The Biotechnology in Focus Program is not only centred around scientific investigation, but also on building career awareness of the biotechnology industry. “We have Australia’s largest biotech industry on our doorstep,” says Sandra McKechnie, Director of Whittlesea Tech School. Sandra wants to make the most of the Tech School’s location, and to provide a strong link between industry and education.

Students were excited to see “behind the scenes” of the biotech industry at CSL. Photograph: Sandra McKechnie, Whittlesea Tech School

For the first time, CSL Broadmeadows opened its doors to 100 secondary students as part of the pilot program, for students to tour the laboratories and hear from the heads of the HR, Research, and Manufacturing divisions. “Biotechnology is not an industry that is very well-known within Australia,” says Kathy Sacca, Director of Talent Development at CSL Behring. It has been a great opportunity for students to have their minds opened to real biotechnology applications and jobs here in Melbourne that they were not previously aware of – many students even commented that they are now considering a career in the biotechnology industry.

“I never knew much about biotechnology…and I think it’s amazing. I think it’s the way of the future,” said a student from Viewbank College. Students loved the program and took ownership of their research – continuing to work on their projects over lunch time and at home.

Biotechnologists are going to be required to solve the challenges that society will be facing in the future. “Tech schools are designed to prepare students for jobs of the future,” says Sandra. Whittlesea Tech School is therefore committed to provide opportunities for students to innovate and prototype solutions to real world problems and challenges. 

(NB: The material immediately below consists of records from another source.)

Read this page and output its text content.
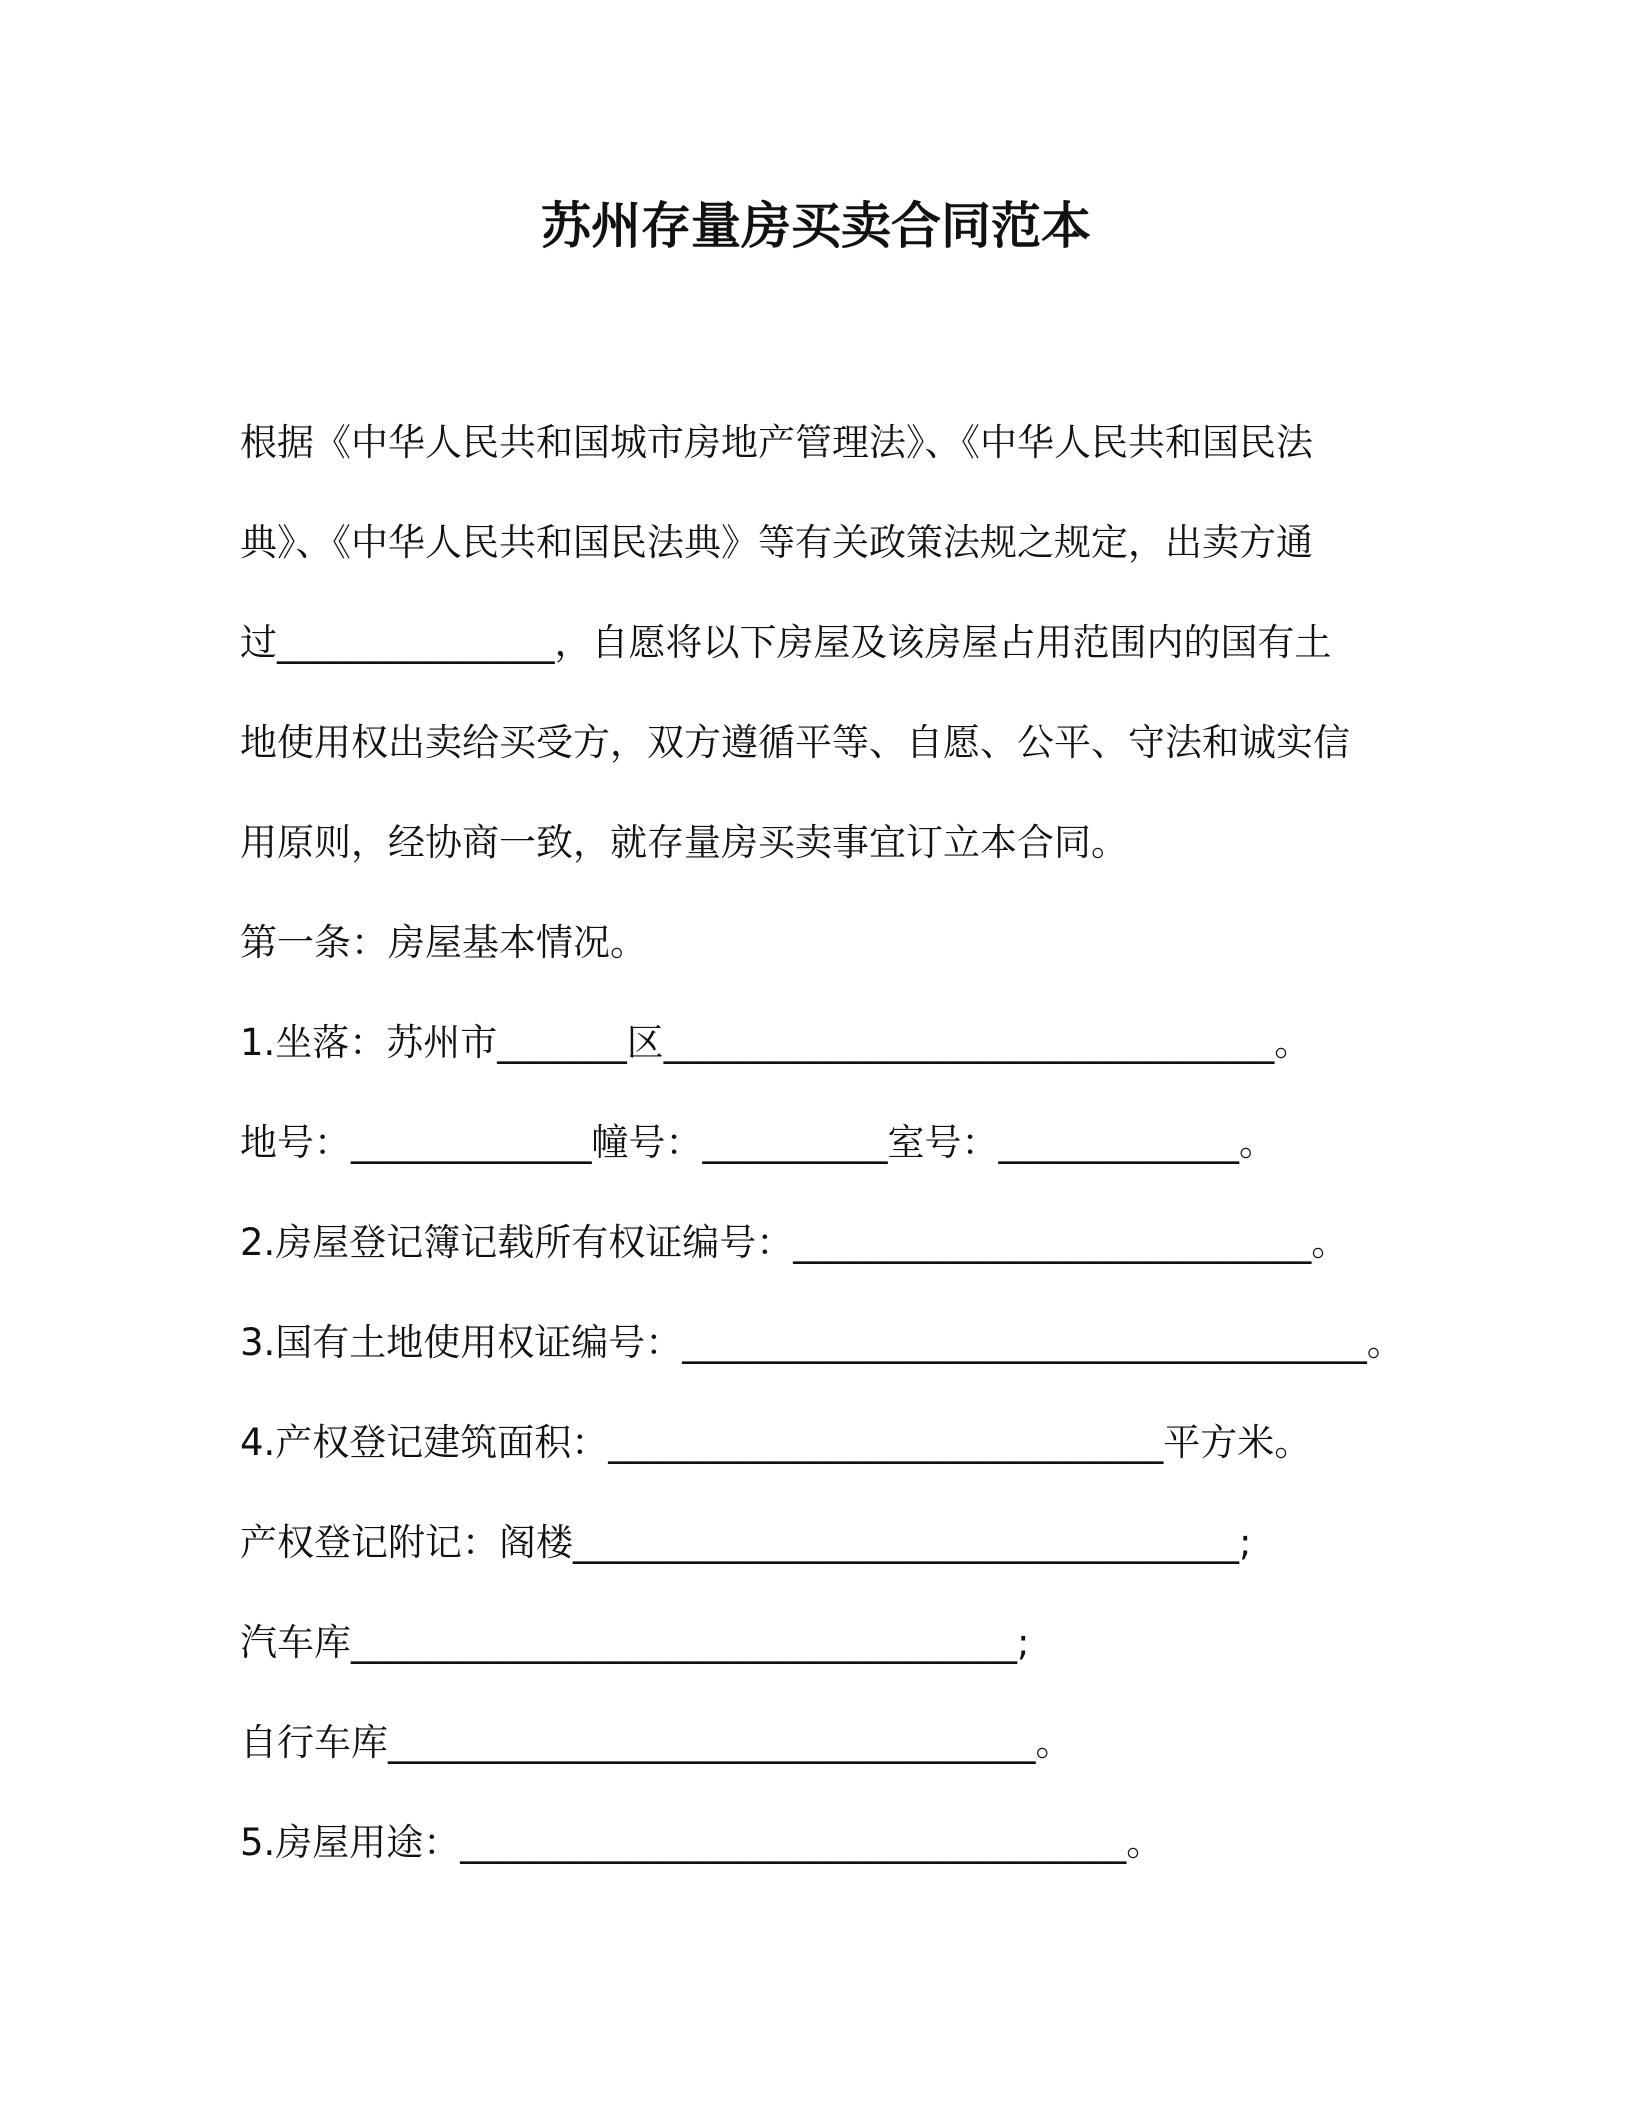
苏州存量房买卖合同范本
根据《中华人民共和国城市房地产管理法》、《中华人民共和国民法
典》、《中华人民共和国民法典》等有关政策法规之规定，出卖方通
过_______________，自愿将以下房屋及该房屋占用范围内的国有土
地使用权出卖给买受方，双方遵循平等、自愿、公平、守法和诚实信
用原则，经协商一致，就存量房买卖事宜订立本合同。
第一条：房屋基本情况。
1.坐落：苏州市_______区_________________________________。
地号：_____________幢号：__________室号：_____________。
2.房屋登记簿记载所有权证编号：____________________________。
3.国有土地使用权证编号：_____________________________________。
4.产权登记建筑面积：______________________________平方米。
产权登记附记：阁楼____________________________________;
汽车库____________________________________;
自行车库___________________________________。
5.房屋用途：____________________________________。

You can learn more about the Biotechnology in Focus program at: whittleseatechschool.vic.edu.au/program/medical-biotech-scientific-inquiry

Watch an overview of the Biotechnology In Focus Pilot Program at Whittlesea Tech School at: youtu.be/6NVeMp9diGw

References:

  1. Thompson, T. (2022). The staggering death toll of drug-resistant bacteria. Nature. doi.org/10.1038/d41586-022-00228-x.
  2. Wellcome Trust and UK Government. (2016). Tackling drug-resistant infections globally: Final report and recommendations. The Review on Antimicrobial Resistance. amr-review.org/sites/default/files/160518_Final%20paper_with%20cover.pdf
  3. World Health Organization. (2021). Antimicrobial Resistance. Fact sheet. who.int/news-room/fact-sheets/detail/antimicrobial-resistance (Accessed 17th May 2023).
  4. Sender, R., Fuchs, S. & Milo, R. (2016). Revised Estimates for the Number of Human and Bacteria Cells in the Body. Plos Biology.  14(8): e1002533 doi.org/10.1371/journal.pbio.1002533.
  5. Zheng, D., et al. (2020). Interaction between microbiota and immunity in health and disease. Cell Research, 30. 492-506. doi.org/10.1038/s41422-020-0332-7
  6. Gursoy, S., et al. (2007).  Clostridium difficile infection frequency in patients with nosocomial infections or using antibiotics. Hepatogastroenterology. Sep;54(78):1720-4. PMID: 18019703.